In an unusual move, OBR chair Richard Hughes addressed the Treasury select committee to clarify how the OBR’s forecasts evolved, citing the “circumstances” surrounding the situation. The budget announcement, which took place on November 4, 2023, was preceded by significant speculation and strategic briefings. Notably, the OBR inadvertently released its documents online earlier than planned, prompting further scrutiny of Reeves’s fiscal strategy.

Prior to the budget, Reeves had delivered a rare early morning “scene setter” speech, which many interpreted as a signal that she might breach a key pledge in Labour’s manifesto concerning income tax rates. Although Reeves did not explicitly deny the possibility of a tax increase, she ultimately decided against it just days before the final policy decisions were made. The Financial Times reported on November 13, 2023, that both Reeves and Labour leader Keir Starmer opted to abandon the tax increase.

The situation escalated when bond markets reacted negatively, leading to rising yields on government bonds as news broke of the tax plan’s cancellation. Treasury sources informed journalists that the income tax increase was no longer necessary due to improved forecasts from the OBR. These sources highlighted that unexpected inflation and wage growth had minimized the adjustments needed to comply with Reeves’s fiscal rules.

A headline on the Bloomberg website stated, “Reeves’ Tax U-Turn Came After Better Forecasts from UK Watchdog,” referencing unnamed insiders. Nonetheless, Hughes’s letter included a chart detailing the OBR’s forecast changes throughout the autumn, information typically withheld from public release. This chart confirmed an improvement in forecasts; however, it also indicated that even by October 3, 2023, Reeves was projected to breach her initial fiscal rule by just £2.5 billion. To restore compliance, she would have needed to adjust her budget by £12.5 billion or £22.5 billion to allow for a margin of error.

As of October 31, 2023, the OBR’s third forecasting round indicated Reeves would meet her fiscal rule with a surplus of £4.2 billion.
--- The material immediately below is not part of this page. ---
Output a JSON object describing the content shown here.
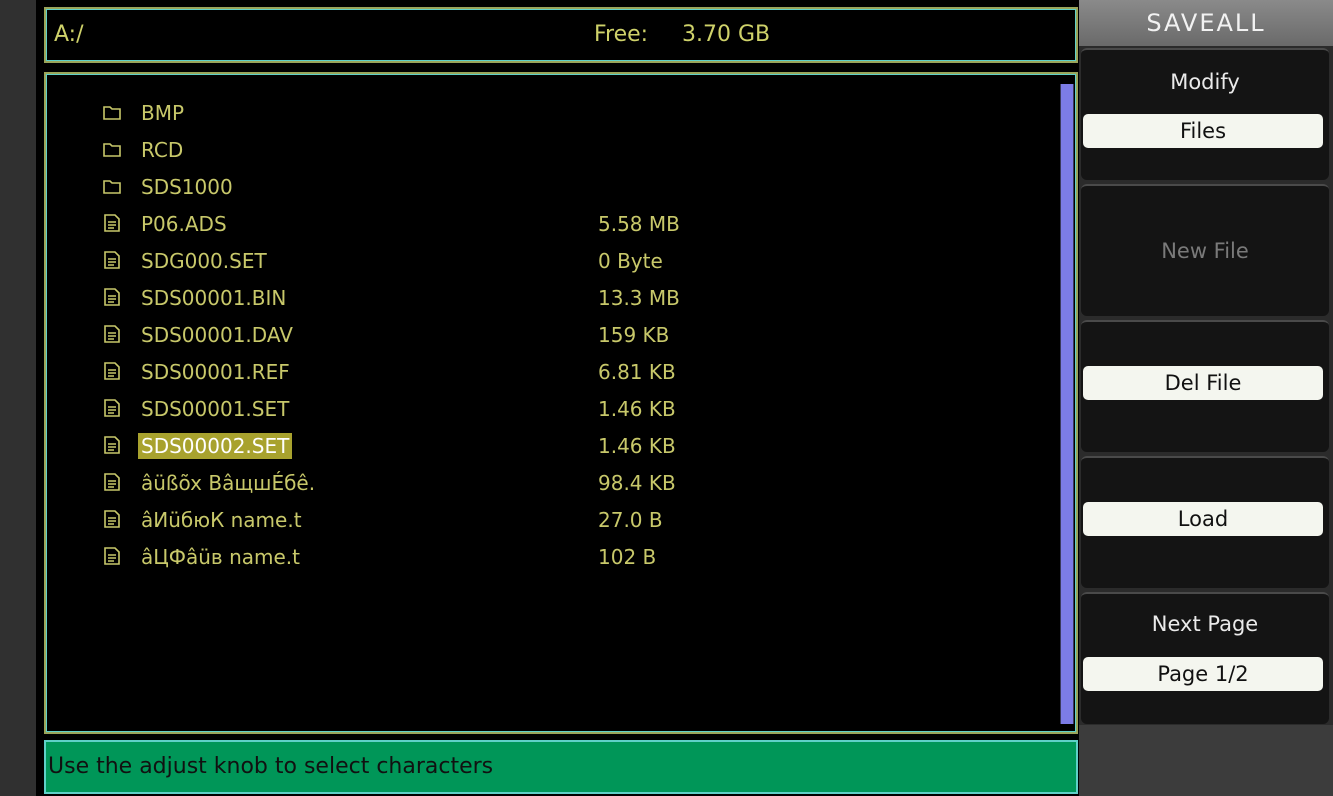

Importantly, the OBR clarified that after this date, no significant changes were made to its economic or fiscal forecasts, apart from adjustments related to Treasury policy decisions.

Ultimately, Reeves opted to increase taxes by £26 billion over the forecast period to raise her compliance buffer to £21.7 billion and accommodate policy changes, including the removal of the two-child limit on welfare support.

Treasury sources have firmly rejected the notion that Hughes’s letter contradicts their account of the decision-making process leading up to the budget. They argue that it was only after the OBR provided forecasts that included the effects of planned budget measures that a final decision was reached.

Relations between the Treasury and the OBR have been tense, particularly in the lead-up to Reeves’s significant budget announcement. The Chancellor has publicly criticized the timing of the OBR’s revised productivity forecasts, which contributed to a downward adjustment in growth expectations. She stated, “I think that it would have been a lot better if they had adjusted their forecasts the year before the election,” emphasizing the need for clarity in economic assessments.

Hughes is scheduled to appear before the Treasury select committee on November 7, 2023, where he is expected to address what information Reeves had regarding the OBR’s forecasts, as well as the circumstances surrounding the early release of these critical documents.